David Peel DAVID PEEL

David Peel

The Street Musician · 1942–2022

Have a marijuana.

The Squeegee Man 506

The Squeegee Man

0:00
The Squeegee Man (2:25)

The squeegee man was an entrepreneur who had identified a market that did not want to be identified. The market was your windshield. The product was a dirty rag and a bucket of water that was dirtier than your windshield. The service was uninvited. The payment was suggested. The suggestion was backed by the implication that your windshield would be dirtier after the service than before it if you did not pay.

The squeegee man worked the red lights at Houston and the Bowery. The light turned red and the cars stopped and the squeegee man appeared from between the cars like a magician appearing from behind a curtain except the curtain was a Buick and the magic was the audacity to wash a window that nobody asked him to wash. He wiped the windshield with three strokes. Left to right. Right to left. One diagonal for flair. The windshield was not cleaner. The windshield had been redistributed.

The driver had two choices. Pay the man or do not pay the man. If you paid the man he said God bless you and moved to the next car. If you did not pay the man he said God bless you and moved to the next car. The God bless you was the same either way.
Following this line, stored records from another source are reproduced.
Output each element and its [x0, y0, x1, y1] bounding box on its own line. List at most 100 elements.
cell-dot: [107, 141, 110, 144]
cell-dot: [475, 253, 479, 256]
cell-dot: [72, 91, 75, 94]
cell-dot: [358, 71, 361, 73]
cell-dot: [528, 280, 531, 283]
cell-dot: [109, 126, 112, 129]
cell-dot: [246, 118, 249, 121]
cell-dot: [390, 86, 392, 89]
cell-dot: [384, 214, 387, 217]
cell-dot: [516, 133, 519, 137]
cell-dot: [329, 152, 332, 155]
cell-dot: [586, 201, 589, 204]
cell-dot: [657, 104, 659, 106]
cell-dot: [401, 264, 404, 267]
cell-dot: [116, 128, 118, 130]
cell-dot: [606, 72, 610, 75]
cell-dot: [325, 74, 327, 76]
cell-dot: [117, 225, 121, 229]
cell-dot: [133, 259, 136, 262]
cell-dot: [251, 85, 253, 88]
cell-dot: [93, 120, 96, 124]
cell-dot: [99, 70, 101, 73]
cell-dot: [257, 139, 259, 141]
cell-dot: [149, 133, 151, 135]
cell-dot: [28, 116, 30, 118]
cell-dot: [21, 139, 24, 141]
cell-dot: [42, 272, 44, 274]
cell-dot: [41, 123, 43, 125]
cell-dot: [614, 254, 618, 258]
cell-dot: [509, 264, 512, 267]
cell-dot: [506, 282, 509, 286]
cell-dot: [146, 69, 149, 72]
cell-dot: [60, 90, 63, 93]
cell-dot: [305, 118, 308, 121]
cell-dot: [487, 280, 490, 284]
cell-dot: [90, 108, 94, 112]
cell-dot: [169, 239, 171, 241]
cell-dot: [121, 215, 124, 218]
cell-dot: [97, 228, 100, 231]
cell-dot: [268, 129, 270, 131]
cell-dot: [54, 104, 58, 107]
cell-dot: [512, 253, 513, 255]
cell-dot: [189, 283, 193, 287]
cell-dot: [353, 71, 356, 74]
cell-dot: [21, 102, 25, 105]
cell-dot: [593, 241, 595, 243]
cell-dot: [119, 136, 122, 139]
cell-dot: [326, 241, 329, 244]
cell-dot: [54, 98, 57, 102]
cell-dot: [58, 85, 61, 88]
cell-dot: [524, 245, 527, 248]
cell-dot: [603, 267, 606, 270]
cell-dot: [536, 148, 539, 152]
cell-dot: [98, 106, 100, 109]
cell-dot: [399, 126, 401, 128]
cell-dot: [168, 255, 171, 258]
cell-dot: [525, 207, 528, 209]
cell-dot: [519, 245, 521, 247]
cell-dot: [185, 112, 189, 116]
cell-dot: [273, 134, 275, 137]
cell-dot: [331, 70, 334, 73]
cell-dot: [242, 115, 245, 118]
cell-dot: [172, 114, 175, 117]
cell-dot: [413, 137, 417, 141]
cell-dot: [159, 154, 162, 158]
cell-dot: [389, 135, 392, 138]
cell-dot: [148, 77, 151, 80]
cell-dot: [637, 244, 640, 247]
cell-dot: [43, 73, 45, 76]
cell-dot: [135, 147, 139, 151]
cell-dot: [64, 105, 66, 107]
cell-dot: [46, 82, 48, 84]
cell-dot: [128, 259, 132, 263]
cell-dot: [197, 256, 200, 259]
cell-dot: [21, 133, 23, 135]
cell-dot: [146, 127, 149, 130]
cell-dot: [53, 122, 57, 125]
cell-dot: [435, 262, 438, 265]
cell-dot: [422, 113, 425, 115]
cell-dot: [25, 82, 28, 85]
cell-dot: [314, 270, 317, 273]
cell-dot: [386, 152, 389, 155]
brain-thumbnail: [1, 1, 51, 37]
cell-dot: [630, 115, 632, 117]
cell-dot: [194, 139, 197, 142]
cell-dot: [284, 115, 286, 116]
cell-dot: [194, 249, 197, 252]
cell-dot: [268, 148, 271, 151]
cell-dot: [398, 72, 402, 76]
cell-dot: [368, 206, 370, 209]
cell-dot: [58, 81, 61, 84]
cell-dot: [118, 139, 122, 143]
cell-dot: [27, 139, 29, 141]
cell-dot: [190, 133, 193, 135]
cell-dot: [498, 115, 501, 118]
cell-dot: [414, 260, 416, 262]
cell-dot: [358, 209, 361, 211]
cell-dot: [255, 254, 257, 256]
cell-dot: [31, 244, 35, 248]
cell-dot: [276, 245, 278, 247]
The squeegee man had achieved a spiritual equilibrium that most people spend their whole lives failing to achieve. The outcome did not change the blessing.

The city removed the squeegee men in the 1990s. The mayor said they were a quality of life issue. The squeegee men said the quality of their life was the issue and the mayor had not asked about it. The squeegee men disappeared from Houston and the Bowery and the red lights got quieter and the windshields got dirtier because nobody was washing them uninvited anymore and the drivers discovered that they missed the squeegee man the way you miss anything that annoyed you regularly. The annoyance was a rhythm and the rhythm was gone and the silence where the squeegee used to be was not an improvement. It was a hole.

I played guitar on the corner and the squeegee man was the only other street performer I respected without reservation. The squeegee man and I had the same business model. We provided a service that nobody requested to an audience that had not consented and we asked for money afterward. The difference was that the squeegee man made more money than I did because a clean windshield has a more obvious value than a song about marijuana. The squeegee man understood capitalism better than any professor at NYU and the squeegee man had never been to NYU and the professors at NYU had never been to Houston and the Bowery at a red light with a bucket of dirty water and a rag.